Led by three-time MVP LeBron James, the defending NBA champion Miami Heat started the regular season with a relatively tame record of 29-14 before winning their next 27 games. AP
RIGHT off the bat, there is a need to distinguish between an unbeaten streak and a winning streak. In an unbeaten streak, an athlete or a team goes through an entire career or season undefeated. On the other hand, in a winning streak an athlete or team catches fire only for a certain period before going back to the real world.
An unbeaten streak is a rarity, happening once in a lifetime. It’s like heavyweight boxing champion Rocky Marciano going 49-0 in his entire career or the Miami Dolphins winning the Super Bowl by going undefeated the entire 1972 season. No other heavyweight boxing champ has duplicated Marciano’s feat and the Dolphins to this day remain the only team in the National Football League to have a perfect season.
A winning streak, however, can happen in a blink of an eye the moment the athlete or team gets in a groove or in the so-called ‘zone.’ A winning streak is on an interim basis only and there is no guarantee of a championship ending. Just the same, wondering how long the streak can go already makes for a thrill-a-minute ride.
The Miami Heat, the defending champion in the on-going regular season of the National Basketball Association (NBA), is one team that went on a winning streak. The team started the regular season with a relatively tame record of 29-14 before going unbeaten in 27 games, pulling within seven victories of breaking the record 33-game winning streak set by the Los Angeles Lakers in the 1970s.
After opening the 1971-72 regular season with a win-loss record of 6-3 in their first nine games, the Lakers left opposing teams biting their dust by winning their next 33 games. The remarkable run started on November 5, 1971 with a 110-106 win over the Baltimore Bullets and did not end until January 9, 1972, when the Milwaukee Bucks, led by center Kareem Abdul-Jabbar, beat the Lakers 120-104. The Lakers won their last 14 games of November, all 16 games during December and their first three games of January to shatter the previous NBA record of 20 straight wins set a season earlier by the Bucks.
The Lakers, of course, went all the way despite having their streak snapped. The team finished the regular season with a 69-13 win-loss mark, then an NBA best. Led by guard Jerry West and mastodon Wilt Chamberlain, the Lakers swept the Chicago Bulls in the first round, upended the Bucks in six games in the Western Conference finals and defeated the New York Knicks in five games in the NBA Finals to claim their first crown since moving to Los Angeles from Minneapolis in 1960.

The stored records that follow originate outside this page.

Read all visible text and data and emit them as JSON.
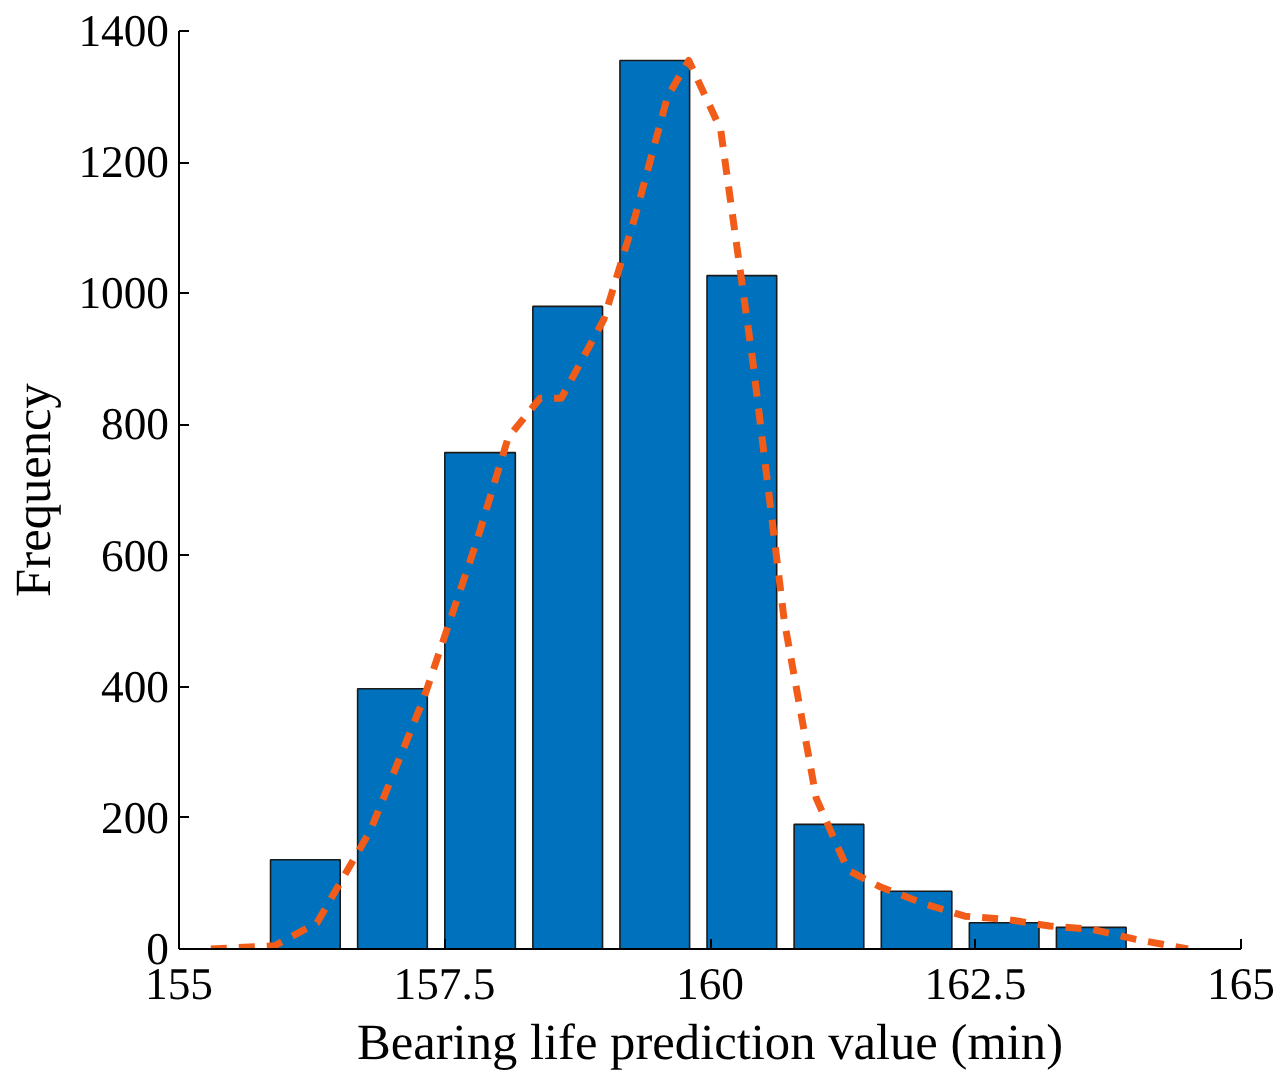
{
  "chart_data": {
    "type": "histogram",
    "xlabel": "Bearing life prediction value (min)",
    "ylabel": "Frequency",
    "bins": [
      155.78,
      156.6,
      157.42,
      158.25,
      159.07,
      159.89,
      160.71,
      161.53,
      162.36,
      163.18,
      164.0
    ],
    "values": [
      136,
      397,
      757,
      980,
      1355,
      1027,
      190,
      88,
      40,
      33
    ],
    "color": "#0072bd",
    "series": [
      {
        "type": "line",
        "color": "#f25c19",
        "line_style": "dashed",
        "x": [
          155.3,
          155.9,
          156.3,
          156.8,
          157.3,
          157.8,
          158.1,
          158.4,
          158.6,
          159.0,
          159.3,
          159.6,
          159.8,
          160.1,
          160.4,
          160.7,
          161.0,
          161.3,
          161.6,
          162.0,
          162.4,
          162.8,
          163.2,
          163.6,
          164.0,
          164.5
        ],
        "values": [
          0,
          5,
          40,
          180,
          380,
          620,
          780,
          840,
          840,
          960,
          1120,
          1300,
          1355,
          1250,
          900,
          500,
          230,
          120,
          95,
          70,
          50,
          45,
          35,
          30,
          15,
          0
        ]
      }
    ],
    "xlim": [
      155,
      165
    ],
    "xticks": [
      155,
      157.5,
      160,
      162.5,
      165
    ],
    "ylim": [
      0,
      1400
    ],
    "yticks": [
      0,
      200,
      400,
      600,
      800,
      1000,
      1200,
      1400
    ],
    "grid": false
  }
}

The Heat’s attempt to break the Lakers’ 40-year-old mark received a lot of media mileage down to Thursday’s 101-97 loss to the undermanned Chicago Bulls. LeBron James and his teammates went through what other athletes and teams have been through at one point in their careers – having that feeling of invincibility, no matter how fleeting.
The Olympic men’s basketball team of the United States had that same feeling from 1936 to 1972, when it dominated the Olympics and handily won the gold medal. The streak started on August 7, 1936 when the US defeated Spain and lasted until September 9, 1972, when the Soviet Union shocked the team with a 51-50 victory. Insisting that they were robbed of a win, the members of the US team to this day refuse to accept their Olympic silver medals.
Former welterweight and middleweight boxing king Sugar Ray Robinson went 85-0 as an amateur boxer and won his first 40 fights after turning pro in 1940. On February 5, 1943, Robinson’s winning run ended when he was decisioned by Jake LaMotta. Robinson, however, started another winning streak that left everybody in awe. The streak started on February 19, 1943 with a win over Jackie Wilson and lasted until 10 July 1951 when Robinson finally lost to Randy Turpin. Before the match with Turpin, Robinson’s record was 128-1.
The Heat’s 27-game streak is an amazing feat in itself, ranking as the second-best in NBA history. Now let’s see if they can end the season fittingly enough with a championship.